Description
International Booker-nominated satirist GauZ’ returns with a panoramic journey into the colonization of the African interior.
In an attempt to avoid life as a factory worker, Dabilly, a young white man in late nineteenth-century France, seeks colonial adventure in Africa. Still mourning the recent deaths of his parents, he joins a beleaguered French general trying to set up trading routes on the Ivory coast which, in 1880, is still untouched by colonization.
A century later, a young Black boy born to communist parents in Amsterdam starts learning about his heritage. When he arrives in Cote d’Ivoire to visit his grandmother and uncover more about his ancestry, he discovers surprising traces of an ancestor he never knew existed.
Superimposing these two coming-of-age stories, GauZ’ plunges the reader into the lives of two very different people and reveals the long arc of African colonization. In exuberant and ornate prose, translated by award-winning Frank Wynne, Comrade Papa is a remarkable, enlightening postcolonial consideration of the soul, and what it means to search for fulfillment.
Praise for Standing Heavy
“This book is about the anti-flâneurs: not the rich white men who roam the boulevards of Paris but poorly paid Black men whose jobs require them to stand still.

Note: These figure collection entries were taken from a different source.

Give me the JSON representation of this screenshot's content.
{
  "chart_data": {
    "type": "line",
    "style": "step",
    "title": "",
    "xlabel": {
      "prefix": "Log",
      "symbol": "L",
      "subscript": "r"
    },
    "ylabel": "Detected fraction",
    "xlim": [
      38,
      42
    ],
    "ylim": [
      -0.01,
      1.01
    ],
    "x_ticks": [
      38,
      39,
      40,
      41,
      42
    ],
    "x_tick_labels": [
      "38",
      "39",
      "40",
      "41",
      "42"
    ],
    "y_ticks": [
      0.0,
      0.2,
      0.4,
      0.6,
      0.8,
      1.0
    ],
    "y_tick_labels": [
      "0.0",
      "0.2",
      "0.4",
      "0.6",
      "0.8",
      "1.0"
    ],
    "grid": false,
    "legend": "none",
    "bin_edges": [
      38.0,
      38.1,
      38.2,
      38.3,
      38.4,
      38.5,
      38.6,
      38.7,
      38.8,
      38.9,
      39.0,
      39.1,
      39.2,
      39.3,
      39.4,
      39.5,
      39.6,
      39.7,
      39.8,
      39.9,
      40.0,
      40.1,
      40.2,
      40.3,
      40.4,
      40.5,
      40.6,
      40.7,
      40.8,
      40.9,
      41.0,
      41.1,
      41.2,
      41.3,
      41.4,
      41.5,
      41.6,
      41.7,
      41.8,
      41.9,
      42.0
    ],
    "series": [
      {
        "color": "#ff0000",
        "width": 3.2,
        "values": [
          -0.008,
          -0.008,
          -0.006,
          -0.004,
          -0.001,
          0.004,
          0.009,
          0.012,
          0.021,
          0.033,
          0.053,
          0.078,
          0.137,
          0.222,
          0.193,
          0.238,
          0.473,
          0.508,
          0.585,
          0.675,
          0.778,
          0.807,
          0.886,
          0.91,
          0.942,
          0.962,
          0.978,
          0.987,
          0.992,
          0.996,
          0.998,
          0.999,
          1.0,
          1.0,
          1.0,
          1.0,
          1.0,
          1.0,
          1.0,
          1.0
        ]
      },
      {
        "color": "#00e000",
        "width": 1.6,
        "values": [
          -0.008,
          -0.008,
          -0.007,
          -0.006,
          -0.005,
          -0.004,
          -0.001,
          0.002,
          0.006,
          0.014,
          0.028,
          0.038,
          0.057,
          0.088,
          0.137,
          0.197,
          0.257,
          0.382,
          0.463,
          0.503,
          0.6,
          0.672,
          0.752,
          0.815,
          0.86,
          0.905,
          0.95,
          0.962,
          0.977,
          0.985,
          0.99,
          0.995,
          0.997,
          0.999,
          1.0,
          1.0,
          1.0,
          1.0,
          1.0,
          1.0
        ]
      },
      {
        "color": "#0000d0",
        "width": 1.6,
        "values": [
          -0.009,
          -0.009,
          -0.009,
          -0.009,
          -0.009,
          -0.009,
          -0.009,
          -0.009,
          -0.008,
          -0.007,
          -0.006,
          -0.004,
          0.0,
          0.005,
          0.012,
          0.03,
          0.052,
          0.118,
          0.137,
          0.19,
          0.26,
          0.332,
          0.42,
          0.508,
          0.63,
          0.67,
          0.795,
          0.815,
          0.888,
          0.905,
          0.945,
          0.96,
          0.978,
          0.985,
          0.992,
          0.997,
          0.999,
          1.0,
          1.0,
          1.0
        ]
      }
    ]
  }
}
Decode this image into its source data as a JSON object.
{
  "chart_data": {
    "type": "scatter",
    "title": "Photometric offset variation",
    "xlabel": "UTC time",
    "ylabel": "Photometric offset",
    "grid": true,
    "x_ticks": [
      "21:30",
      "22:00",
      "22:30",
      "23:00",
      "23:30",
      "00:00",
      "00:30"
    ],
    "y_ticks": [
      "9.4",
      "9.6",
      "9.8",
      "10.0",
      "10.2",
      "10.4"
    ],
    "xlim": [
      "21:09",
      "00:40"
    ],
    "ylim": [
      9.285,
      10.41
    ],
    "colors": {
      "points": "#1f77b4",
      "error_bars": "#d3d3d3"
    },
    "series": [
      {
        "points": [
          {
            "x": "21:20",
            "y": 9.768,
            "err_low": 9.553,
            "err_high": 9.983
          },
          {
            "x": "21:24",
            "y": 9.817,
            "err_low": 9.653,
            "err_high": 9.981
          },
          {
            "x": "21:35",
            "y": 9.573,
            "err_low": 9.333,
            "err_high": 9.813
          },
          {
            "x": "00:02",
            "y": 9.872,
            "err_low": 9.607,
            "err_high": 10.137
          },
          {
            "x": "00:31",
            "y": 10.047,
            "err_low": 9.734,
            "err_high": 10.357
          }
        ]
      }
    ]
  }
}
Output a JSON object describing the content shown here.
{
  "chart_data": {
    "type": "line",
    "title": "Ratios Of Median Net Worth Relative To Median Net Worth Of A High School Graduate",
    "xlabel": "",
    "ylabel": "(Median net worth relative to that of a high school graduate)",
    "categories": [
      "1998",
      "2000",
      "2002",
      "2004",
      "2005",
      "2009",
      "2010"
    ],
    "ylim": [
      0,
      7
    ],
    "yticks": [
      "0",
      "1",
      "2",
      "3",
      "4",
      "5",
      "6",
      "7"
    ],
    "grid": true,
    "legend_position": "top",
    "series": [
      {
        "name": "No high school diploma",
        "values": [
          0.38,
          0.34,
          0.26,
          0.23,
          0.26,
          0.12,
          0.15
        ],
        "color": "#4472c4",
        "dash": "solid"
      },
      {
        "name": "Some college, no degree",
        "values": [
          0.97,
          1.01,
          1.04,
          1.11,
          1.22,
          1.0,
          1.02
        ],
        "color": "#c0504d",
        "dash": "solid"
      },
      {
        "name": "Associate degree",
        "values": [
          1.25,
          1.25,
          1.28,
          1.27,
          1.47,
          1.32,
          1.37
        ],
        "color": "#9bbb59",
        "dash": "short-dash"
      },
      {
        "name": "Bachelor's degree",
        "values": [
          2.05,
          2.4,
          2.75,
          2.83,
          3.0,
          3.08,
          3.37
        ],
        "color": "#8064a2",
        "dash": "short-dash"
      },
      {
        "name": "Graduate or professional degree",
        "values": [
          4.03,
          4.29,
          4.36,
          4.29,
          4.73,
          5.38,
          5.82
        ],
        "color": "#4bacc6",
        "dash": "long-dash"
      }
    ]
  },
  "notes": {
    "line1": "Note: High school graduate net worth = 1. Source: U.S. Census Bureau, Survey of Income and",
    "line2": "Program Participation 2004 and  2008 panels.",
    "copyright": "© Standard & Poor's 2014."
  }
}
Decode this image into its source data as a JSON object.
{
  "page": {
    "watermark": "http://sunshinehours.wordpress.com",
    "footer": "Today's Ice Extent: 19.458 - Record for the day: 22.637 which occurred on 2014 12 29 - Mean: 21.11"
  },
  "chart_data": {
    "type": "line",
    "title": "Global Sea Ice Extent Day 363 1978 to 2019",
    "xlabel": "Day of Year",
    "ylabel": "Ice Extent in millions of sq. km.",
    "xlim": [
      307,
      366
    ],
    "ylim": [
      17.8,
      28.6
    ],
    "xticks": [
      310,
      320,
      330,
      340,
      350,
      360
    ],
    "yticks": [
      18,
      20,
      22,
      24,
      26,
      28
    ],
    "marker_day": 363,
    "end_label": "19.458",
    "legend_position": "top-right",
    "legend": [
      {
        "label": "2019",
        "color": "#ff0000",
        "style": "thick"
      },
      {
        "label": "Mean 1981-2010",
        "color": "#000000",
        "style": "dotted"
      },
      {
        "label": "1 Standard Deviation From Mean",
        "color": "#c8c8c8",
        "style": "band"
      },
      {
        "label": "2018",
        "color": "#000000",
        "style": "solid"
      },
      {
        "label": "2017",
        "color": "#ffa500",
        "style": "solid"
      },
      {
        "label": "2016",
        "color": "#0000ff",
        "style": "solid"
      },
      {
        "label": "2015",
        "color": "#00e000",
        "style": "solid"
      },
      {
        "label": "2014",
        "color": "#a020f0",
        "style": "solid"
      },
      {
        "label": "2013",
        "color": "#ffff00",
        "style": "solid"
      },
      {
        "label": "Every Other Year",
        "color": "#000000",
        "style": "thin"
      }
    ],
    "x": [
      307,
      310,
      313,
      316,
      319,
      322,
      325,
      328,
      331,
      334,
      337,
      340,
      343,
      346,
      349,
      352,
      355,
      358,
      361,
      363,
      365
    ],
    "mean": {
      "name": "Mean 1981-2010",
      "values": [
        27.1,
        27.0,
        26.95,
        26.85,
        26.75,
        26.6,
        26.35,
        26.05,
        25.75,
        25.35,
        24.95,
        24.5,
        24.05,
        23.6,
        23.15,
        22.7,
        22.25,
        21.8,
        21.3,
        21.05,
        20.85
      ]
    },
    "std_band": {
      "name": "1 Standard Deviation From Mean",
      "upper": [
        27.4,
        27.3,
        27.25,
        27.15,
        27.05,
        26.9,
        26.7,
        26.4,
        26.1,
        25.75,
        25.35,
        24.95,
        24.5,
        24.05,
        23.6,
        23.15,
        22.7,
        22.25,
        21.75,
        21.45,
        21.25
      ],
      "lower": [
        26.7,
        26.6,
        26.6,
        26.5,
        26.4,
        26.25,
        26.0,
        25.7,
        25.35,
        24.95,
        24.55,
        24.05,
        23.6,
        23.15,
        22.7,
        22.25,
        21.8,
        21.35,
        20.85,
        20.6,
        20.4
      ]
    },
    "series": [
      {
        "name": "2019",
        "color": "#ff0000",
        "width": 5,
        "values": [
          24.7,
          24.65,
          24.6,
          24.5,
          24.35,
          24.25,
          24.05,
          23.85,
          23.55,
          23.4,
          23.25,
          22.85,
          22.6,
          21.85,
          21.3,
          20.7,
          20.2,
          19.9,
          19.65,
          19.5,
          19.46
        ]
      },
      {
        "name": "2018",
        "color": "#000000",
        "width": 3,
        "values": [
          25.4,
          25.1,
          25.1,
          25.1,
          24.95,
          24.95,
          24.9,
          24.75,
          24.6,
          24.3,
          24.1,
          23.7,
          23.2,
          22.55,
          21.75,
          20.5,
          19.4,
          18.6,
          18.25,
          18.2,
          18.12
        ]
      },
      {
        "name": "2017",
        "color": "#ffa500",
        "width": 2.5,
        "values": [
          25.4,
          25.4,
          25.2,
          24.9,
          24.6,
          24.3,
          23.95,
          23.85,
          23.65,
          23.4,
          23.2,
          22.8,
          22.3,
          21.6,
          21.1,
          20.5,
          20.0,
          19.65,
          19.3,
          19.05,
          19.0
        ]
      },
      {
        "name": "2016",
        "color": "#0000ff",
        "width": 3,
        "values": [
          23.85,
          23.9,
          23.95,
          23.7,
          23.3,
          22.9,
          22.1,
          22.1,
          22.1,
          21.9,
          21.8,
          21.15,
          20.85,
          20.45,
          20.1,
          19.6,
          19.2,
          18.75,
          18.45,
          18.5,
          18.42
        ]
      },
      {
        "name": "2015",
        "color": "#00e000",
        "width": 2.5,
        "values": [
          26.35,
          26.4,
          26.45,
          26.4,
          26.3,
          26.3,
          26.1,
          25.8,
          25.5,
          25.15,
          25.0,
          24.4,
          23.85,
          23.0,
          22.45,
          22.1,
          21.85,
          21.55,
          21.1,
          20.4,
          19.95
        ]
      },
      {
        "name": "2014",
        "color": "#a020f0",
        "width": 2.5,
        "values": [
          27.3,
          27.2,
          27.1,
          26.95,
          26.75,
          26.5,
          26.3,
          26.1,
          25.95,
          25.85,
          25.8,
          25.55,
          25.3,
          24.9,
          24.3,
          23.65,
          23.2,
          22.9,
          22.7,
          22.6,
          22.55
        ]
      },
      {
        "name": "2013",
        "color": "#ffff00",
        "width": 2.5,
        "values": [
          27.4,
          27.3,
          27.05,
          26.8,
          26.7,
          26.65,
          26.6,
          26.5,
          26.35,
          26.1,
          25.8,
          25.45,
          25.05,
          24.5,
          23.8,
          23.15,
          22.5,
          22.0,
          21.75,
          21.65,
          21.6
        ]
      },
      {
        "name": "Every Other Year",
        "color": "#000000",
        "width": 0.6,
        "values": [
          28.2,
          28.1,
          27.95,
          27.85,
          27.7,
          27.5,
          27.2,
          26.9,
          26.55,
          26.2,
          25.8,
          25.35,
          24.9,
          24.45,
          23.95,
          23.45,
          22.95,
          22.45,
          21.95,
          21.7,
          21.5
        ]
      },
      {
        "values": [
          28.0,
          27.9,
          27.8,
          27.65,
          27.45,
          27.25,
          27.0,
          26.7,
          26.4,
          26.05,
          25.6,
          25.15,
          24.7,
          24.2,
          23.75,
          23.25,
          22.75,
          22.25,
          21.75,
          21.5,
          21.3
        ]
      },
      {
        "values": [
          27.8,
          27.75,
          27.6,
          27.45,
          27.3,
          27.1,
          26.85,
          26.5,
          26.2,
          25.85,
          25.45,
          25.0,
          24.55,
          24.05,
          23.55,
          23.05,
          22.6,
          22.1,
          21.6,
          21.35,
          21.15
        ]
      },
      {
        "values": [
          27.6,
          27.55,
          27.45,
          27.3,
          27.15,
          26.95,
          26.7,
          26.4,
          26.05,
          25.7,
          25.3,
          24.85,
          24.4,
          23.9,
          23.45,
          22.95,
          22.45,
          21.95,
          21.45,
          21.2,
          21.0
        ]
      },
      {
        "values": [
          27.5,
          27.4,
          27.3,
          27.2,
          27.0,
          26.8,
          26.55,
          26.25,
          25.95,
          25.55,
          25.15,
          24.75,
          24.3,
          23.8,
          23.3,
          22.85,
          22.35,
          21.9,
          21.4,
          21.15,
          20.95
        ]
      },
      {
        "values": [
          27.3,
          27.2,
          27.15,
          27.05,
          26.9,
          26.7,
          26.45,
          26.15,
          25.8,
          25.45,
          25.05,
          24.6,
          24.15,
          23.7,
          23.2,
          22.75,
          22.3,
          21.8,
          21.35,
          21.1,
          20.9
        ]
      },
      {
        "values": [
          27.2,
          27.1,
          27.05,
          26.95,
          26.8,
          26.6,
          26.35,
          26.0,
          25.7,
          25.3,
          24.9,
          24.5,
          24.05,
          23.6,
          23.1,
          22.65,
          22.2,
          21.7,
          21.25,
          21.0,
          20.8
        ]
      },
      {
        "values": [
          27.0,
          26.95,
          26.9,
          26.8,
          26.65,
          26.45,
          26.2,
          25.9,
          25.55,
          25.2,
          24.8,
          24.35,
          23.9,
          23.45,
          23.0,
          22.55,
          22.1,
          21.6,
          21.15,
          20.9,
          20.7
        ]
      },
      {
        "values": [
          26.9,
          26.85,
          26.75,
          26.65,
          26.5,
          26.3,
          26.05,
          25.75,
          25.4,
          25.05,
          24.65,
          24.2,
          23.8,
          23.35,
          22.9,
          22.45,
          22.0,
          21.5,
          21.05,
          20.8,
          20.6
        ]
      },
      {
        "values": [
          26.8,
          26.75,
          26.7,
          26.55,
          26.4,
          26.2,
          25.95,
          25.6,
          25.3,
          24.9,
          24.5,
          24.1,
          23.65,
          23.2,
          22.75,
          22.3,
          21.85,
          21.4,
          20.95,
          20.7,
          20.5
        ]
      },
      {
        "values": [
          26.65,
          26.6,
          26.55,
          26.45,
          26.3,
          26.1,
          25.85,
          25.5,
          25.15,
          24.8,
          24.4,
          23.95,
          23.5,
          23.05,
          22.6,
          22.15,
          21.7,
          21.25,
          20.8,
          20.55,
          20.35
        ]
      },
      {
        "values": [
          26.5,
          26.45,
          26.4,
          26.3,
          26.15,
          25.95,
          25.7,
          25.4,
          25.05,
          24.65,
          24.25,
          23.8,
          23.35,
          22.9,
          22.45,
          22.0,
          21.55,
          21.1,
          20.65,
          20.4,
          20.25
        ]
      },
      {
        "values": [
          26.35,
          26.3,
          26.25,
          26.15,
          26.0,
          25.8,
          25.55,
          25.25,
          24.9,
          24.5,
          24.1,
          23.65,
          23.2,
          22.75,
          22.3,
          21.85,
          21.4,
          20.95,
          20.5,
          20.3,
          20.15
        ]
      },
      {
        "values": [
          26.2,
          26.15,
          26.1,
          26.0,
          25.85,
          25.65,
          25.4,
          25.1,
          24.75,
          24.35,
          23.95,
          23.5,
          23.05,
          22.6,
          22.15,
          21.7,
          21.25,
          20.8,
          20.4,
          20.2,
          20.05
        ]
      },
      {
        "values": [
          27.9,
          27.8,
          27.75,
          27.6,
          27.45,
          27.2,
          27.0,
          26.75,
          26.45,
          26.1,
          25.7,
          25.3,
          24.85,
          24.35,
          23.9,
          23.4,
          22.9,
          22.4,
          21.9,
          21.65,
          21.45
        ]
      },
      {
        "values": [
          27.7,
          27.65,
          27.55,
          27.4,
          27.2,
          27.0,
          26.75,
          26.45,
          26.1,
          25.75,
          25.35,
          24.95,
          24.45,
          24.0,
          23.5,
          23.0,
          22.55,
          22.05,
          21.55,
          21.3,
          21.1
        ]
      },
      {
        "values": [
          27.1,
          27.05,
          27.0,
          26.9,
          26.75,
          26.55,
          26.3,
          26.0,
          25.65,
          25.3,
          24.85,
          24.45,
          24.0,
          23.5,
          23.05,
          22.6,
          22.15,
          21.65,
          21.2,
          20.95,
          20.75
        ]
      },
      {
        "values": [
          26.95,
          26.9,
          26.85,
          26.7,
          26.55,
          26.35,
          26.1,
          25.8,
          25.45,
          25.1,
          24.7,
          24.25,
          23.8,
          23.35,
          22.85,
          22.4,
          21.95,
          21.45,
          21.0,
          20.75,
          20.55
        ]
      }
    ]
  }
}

As a security guard, the protagonist of Standing Heavy is invisible but sees everything. Told in a fragmentary style—as if from different camera angles—this is the story of colonialism and consumerism, of the specifics of power, and of the hope of the sixties diminishing as society turns cynical and corrupt.”
—International Booker Prize Judges’ citation
“This shrewd, episodic novel stars the security guards of Paris . . . undocumented Ivoirian immigrants whose watchful eyes examine Parisian turmoil over two generations.”
—New York Times
“A spry volume of 167 pages . . . that manages to trade heavily in politics while also sneaking up on your sympathy. I won’t spoil the end, but it startled me in its poignancy.”
—The Walrus
“A cunning observer and a disenchanted protestor, GauZ’ makes shopping an ethnological mine, a priceless sketch and a combat sport.”
—Elle
“This compact, humane satire, deftly translated by Frank Wynne, entertains as much as it informs.”